It’s easy to refer to Avatar as “James Cameron’s Avatar” – After all, he wrote, directed and produced it, as well as came up with some of the ideas behind many of the technical advances involved in actually making the whole thing. To promote the new Blu-Ray Special Edition release of the movie (released today), however, Cameron stepped aside and let some of the other people responsible for the creation of Pandora take the chance to talk about their work for a change.
At the beginning of last month’s “Avatar Day,” Cameron and producer Jon Landau talked about how they thought that “the purpose of the Special Edition was to celebrate the team behind the effort – what it took [to make Avatar] in terms of the artistry.” While it was fair to say that Avatar represented a significant amount of new technology created to make Pandora, the Na’vi and the future Earth (Not really seen in the versions released to date, but very visible in the new opening available on the Special Edition) convincing, Cameron said that “behind the technology, behind the magic, it’s the people” that made the movie work. Therefore, a day in which journalists got to meet some of those people, and see some of that technology in action. (More on Techland: How the Amazon Rainforest Made Avatar 2 a Priority)
As the day went on, one thing became very clear – Avatar was an incredibly collaborative movie, with designers and visual effects supervisors involved from the very beginning, even before the script was finished. “We were actually here in the beginning, not just the end,” said WETA Digital’s Stephen Rosenbaum, something that concept artist and lead creature designer Neville Page echoed: “When I started in May 2005, there was no script.” Fellow creature designer John Rosengrant added, “Most of the ideas [for the creatures] were fully formed.

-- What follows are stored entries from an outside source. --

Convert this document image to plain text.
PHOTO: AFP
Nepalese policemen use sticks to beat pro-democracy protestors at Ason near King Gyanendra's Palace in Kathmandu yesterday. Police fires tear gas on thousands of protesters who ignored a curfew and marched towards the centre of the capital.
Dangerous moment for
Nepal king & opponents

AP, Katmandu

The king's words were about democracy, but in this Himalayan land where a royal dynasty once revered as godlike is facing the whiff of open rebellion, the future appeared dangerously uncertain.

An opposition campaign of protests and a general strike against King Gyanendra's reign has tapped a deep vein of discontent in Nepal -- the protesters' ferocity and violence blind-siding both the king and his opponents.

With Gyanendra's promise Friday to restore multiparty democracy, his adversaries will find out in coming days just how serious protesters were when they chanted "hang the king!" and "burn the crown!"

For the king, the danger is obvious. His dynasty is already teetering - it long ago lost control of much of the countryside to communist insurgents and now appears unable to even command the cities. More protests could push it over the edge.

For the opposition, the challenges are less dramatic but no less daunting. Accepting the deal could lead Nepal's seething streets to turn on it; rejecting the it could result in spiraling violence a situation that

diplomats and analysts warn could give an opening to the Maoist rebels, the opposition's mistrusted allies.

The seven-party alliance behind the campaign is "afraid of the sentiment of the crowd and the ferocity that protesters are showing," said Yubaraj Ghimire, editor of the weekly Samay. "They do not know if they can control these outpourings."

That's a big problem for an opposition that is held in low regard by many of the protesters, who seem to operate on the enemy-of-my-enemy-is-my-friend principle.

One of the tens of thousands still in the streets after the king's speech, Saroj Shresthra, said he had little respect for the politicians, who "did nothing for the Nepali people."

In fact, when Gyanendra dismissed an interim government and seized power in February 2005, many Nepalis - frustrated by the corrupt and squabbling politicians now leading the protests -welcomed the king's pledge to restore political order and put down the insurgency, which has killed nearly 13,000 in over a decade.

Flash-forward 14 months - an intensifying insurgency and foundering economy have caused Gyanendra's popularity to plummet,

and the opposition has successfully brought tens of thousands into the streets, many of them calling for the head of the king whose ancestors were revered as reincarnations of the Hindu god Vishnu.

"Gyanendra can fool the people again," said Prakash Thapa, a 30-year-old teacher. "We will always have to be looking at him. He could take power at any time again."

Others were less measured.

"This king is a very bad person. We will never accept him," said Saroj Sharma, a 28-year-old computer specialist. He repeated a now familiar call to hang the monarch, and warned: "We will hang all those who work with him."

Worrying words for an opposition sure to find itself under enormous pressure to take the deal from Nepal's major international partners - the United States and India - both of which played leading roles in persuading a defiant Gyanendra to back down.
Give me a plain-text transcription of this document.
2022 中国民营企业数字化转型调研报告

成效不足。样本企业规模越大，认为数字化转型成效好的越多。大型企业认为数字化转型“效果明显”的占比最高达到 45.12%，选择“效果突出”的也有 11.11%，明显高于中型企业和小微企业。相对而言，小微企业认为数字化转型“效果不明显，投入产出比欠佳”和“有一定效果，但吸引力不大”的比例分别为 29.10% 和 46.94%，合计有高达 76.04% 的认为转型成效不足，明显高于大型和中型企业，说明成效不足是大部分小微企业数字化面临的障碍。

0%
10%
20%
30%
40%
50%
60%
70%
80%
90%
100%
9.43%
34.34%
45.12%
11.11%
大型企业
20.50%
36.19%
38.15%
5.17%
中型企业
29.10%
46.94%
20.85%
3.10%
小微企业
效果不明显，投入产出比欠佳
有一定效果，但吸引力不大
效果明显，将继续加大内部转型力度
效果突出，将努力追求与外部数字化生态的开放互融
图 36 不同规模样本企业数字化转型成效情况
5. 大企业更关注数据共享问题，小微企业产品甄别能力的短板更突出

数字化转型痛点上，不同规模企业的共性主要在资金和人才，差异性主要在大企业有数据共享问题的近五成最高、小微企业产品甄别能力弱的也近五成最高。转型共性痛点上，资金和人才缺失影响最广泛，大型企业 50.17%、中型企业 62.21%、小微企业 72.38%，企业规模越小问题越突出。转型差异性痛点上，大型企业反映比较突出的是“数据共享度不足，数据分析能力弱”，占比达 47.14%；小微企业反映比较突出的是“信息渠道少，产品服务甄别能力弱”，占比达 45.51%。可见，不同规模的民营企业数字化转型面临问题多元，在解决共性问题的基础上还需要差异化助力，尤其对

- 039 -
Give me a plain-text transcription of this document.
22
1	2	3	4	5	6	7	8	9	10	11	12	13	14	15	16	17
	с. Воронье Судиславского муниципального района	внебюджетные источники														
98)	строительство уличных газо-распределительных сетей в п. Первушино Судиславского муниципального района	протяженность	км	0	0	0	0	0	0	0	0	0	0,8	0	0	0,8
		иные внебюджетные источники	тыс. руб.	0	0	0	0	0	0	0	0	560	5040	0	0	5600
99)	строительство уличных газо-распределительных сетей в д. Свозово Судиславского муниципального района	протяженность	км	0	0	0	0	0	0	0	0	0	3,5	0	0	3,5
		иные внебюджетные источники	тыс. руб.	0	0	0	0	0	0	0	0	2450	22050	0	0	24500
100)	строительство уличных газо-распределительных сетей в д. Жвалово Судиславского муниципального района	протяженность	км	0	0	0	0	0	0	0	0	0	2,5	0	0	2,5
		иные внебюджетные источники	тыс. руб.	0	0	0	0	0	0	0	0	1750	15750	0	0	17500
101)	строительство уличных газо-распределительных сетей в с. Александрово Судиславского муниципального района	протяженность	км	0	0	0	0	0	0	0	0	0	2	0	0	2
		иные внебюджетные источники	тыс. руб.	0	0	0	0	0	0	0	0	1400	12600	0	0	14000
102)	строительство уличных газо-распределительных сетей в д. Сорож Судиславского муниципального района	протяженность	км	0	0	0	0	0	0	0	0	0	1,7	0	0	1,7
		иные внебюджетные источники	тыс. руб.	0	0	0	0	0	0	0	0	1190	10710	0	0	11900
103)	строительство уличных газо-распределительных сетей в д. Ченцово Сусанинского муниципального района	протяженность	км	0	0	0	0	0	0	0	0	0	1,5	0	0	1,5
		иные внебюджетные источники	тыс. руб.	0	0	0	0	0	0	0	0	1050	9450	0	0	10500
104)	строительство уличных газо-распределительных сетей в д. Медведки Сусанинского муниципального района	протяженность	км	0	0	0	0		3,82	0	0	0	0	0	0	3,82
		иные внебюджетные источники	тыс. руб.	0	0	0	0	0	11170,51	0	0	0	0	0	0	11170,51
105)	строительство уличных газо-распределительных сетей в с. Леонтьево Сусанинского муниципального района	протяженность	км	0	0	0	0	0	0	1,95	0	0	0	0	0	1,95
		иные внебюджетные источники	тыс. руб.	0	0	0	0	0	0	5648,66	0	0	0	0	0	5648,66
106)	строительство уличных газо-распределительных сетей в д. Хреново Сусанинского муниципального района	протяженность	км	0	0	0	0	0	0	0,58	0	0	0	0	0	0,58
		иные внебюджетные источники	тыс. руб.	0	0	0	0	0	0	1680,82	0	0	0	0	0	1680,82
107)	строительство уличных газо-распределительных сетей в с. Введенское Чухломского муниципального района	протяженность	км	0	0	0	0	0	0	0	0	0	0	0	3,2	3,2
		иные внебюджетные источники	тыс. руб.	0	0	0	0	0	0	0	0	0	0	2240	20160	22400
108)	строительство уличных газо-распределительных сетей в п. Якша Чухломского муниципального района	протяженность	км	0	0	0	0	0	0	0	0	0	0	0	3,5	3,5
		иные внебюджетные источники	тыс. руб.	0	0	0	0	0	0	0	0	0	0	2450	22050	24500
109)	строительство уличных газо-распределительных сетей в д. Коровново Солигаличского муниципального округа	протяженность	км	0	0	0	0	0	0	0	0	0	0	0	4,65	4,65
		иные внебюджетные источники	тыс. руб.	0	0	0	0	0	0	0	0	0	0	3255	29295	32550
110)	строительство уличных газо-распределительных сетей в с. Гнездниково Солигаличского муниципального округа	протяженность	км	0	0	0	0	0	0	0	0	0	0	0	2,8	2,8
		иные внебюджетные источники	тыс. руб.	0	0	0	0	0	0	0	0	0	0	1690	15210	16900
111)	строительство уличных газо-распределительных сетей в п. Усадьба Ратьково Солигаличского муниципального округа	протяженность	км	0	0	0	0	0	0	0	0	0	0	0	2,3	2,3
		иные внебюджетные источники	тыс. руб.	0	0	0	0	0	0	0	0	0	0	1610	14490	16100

Our journey together was bringing [Cameron’s] vision to the screen.”
Part of that vision was very basic, according to everyone: the need for it to look cool. Page, again: “Jim would tell u, you’re thinking about this too hard. Just make it look cool.” Cameron himself agreed, saying, “We would try to design stuff that looks cool, but then we’d try and rationalize it.” Supervising Visual Art Director Yuri Bartoli pointed out that the rationalization could only go so far, however: “If you have a good reason [for something to look a particular way] but it doesn’t look cool, you’re still out of luck.” Bartoli worked with Art Director Robert Stromberg to walk that fine line, and they talked about the process of creating a whole new world, with designers coming up with as many as 20 new designs a day for a year to allow Cameron and the team to pick the best work. “We started making plants, and they were like the [visual] alphabet,” Stromberg explained, “Once we had enough letters, we made Pandora… It’s not just creating things, [the designs] also play a more psychological role.” (More on Techland: Origins: What Influences James Cameron)
It wasn’t just the visuals that involved much more work than was initially obvious. Paul Frommer was the movie’s Alien Language Creator, and the man who created more than 14,000 words – as well as rules for the grammar and sounds allowed (There are no “B” sounds or “D” sounds, for example; “It’s just as important to know what sounds to exclude in a language [as which to include],” he explained) – for the Na’vi in the movie, and he talked excitedly about the spread of the language after the movie was released, having just visited what he called “the First International Invitational Na’vi Conversational,” a convention devoted to the promotion of the language. Also present was Jodie Holt, the movie’s Botantical Consultant, who went from initially being hired to consult with Sigourney Weaver on her character’s career to writing a concordance on Pandora’s plantlife. “Most of what I wrote was real science about fake plants,” she said, adding “I had a good time making up latin names” (Her favorite thing about the movie? “Botanists are now cool. It’s been huge!” she laughed).
Along with demonstrations of the movie’s motion capture suits, 3D cameras – It’s genuinely difficult to describe how strange it is to see yourself on a television screen in 3D – and editing process (The movie’s motion capture material was shot and edited before animation with specially created handheld cameras that allowed Cameron to see what the virtual environment would look like later, allowing for freedom in initial shooting. “We want it to be more like live action so you can evaluate on the go,” said Motion Capture Supervisor Matt Madden), the entire day easily demonstrated how important all of the people who worked on Avatar were to the final result. Cameron may have had the initial idea, but he needed everyone else to get to the end result, even if it was – in some cases – because no-one had invented a way to get there yet (Editor Stephen Rivkin joked, “Jim set the bar, and everyone was in over their head”). “The genius was these guys,” said Cameron at one point during the day, and everything on screen backs that up.